Upgrade pip and install the package in editable mode:

``` bash
pip install --upgrade pip
pip install -e .
```

`requirements.txt` tracks the third-party packages imported from `src/`, including the optional biological-data and visualization helpers in `src/data/data.py` and `src/vis.py`.

### Quick Start

The repository currently exposes a Python API rather than a checked-in CLI script.
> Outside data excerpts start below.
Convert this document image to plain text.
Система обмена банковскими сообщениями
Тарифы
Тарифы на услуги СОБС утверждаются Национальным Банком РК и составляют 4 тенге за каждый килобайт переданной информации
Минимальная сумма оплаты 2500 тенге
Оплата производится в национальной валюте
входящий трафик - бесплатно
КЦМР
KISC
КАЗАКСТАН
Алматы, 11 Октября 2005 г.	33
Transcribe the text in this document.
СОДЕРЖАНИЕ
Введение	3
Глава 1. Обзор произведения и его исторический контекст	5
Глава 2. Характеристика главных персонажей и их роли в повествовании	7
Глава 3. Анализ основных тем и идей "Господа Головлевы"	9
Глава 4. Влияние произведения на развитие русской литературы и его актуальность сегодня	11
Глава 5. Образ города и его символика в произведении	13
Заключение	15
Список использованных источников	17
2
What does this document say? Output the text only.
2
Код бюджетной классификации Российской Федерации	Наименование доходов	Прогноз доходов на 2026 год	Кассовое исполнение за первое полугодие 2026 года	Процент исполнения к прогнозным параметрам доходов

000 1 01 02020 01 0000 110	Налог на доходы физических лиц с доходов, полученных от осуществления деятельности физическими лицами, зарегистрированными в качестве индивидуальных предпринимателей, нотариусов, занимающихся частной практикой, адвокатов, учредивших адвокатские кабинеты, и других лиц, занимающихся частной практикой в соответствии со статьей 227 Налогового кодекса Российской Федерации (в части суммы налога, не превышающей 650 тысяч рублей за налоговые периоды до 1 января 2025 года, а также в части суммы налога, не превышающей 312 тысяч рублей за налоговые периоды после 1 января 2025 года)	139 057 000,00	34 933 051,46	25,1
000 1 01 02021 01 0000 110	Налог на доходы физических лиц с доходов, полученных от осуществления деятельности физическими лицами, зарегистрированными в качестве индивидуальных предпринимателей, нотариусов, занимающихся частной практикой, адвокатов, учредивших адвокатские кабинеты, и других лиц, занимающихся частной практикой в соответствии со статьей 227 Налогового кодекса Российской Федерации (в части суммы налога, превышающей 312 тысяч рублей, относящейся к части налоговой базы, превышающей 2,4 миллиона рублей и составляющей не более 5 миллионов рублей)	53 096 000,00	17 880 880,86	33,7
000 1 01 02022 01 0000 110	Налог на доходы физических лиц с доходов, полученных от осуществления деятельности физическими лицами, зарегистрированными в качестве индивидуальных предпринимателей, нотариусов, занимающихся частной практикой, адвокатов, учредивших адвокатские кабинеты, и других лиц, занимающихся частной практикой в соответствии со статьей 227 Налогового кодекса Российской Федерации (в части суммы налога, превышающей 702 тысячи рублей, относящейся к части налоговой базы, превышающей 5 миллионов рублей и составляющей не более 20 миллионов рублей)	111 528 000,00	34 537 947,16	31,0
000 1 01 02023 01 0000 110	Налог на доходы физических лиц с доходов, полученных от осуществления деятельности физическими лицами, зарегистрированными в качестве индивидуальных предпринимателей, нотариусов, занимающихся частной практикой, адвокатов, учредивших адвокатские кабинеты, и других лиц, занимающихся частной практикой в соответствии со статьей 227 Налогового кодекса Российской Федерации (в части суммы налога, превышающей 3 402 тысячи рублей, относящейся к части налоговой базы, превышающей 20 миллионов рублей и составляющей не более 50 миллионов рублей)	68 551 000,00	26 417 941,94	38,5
A minimal end-to-end example is:

``` python
from src.data.data import moons
from src.embedor import EmbedOR
from src.plotting import plot_data_2D

dataset = moons(n_points=1000, noise=0.05)
X = dataset["data"]
labels = dataset["cluster"]

embedding = EmbedOR(
	nng_params={"mode": "nbrs", "n_neighbors": 15},
	edge_weight="orc",
	layout="torch",
	seed=42,
).fit_transform(X)

plot_data_2D(embedding, color=labels, title="EmbedOR embedding")
```

### Project Layout

- `src/embedor.py` contains the main `EmbedOR` estimator.
- `src/data/data.py` contains synthetic data generators and dataset loaders.
- `src/plotting.py` contains lightweight plotting helpers for embeddings and graphs.
- `src/vis.py` contains additional visualization and RNA-velocity utilities.
- `src/utils/` contains graph construction, curvature, layout, and timing helpers.

If you want a scriptable workflow, add a small runner that imports `EmbedOR` from `src.embedor` and passes either a NumPy array or a precomputed adjacency matrix into `fit`/`fit_transform`.